Thank you to Safe Harbor Lab Rescue for rescuing him from the Jeffco “clink” and allowing me to be his guardian and “mama” for all these years. Thank you to all his veterinary caregivers over the years. Dr. Ami VanDeventer of Louisville Family Animal Hospital, who cared for him for at least 10 of those 16 years, and Dr Jeret Benson, Teri, Erin, Meaghan, and the whole Red Sage Integrative Veterinary Partners who have shepherded him through these last two years, keeping him comfortable and enjoying his senior years. Jeret promised me last Christmas with him, and he made it. She also promised to help me in my final decision, and she kept that promise. I will forever be grateful to these incredible people for their compassion and their patience with me. Thank you to Connie Fredman, who has cared for him during my many work trips and who loved him, too and who has talked me off the ledge more than once when I have been so worried about him and Miss Maple.

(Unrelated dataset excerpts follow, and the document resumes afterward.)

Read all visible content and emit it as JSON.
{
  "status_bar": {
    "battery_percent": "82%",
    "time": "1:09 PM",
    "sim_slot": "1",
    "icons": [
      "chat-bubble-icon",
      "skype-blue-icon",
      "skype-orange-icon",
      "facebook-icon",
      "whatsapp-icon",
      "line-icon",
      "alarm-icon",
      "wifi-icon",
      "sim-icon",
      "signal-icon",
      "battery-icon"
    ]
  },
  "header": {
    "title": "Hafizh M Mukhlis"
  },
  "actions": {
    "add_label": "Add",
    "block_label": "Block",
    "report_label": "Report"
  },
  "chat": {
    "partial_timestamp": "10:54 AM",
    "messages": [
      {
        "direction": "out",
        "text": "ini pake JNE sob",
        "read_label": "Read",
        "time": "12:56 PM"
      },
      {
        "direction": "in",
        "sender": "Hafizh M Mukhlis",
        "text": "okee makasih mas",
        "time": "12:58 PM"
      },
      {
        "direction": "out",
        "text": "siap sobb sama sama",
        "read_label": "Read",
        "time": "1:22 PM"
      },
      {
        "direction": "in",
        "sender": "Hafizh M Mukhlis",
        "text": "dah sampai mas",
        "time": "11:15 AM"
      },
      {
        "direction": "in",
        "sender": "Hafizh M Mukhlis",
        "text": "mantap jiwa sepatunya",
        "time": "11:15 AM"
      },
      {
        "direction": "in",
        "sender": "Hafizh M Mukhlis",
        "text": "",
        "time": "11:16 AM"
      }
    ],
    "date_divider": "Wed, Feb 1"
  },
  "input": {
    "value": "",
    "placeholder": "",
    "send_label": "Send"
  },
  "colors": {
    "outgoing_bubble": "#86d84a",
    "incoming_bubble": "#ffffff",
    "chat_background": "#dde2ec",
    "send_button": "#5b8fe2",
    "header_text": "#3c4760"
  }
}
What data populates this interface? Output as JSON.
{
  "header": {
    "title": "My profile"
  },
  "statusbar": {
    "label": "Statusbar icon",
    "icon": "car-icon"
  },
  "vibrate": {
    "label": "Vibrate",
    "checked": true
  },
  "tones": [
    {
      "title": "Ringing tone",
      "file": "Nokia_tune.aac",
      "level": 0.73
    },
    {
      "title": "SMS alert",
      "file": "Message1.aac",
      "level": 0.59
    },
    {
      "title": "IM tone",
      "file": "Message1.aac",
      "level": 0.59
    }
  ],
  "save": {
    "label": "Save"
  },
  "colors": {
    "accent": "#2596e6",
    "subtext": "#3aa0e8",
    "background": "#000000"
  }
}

Thank you to all of you who didn’t mind walking away from my house with yellow hairs all over you. I know that over the coming months and years, I will still be vacuuming up remnants of Kirby fur and I will cherish every single hair I find—reminders of a really wonderful friend who never let me down.

And to you, Kirby, I know you will be standing on the shore waiting for me along with all the dogs I have known and loved. I will miss you every day. I will miss your beautiful big brown eyes looking at me in the darkness of my bedroom in the middle of the night. I will miss seeing that pointy head of yours in the rear-view mirror on our car rides. I will miss seeing the joy on your face as you anticipated that I would throw the ball for you. I will miss the silly way you walked. I will miss stroking your soft fur. My companion, my buddy, my therapist, my dog. Swim out to my canoe and guide me to the shores. I promise you and Hector, Casey, Sadie, Chuck, Sophie, Maddie, Lucas, and Monty that I will care for you all again one day. Thank you, thank you, thank you for being you and for being my dog.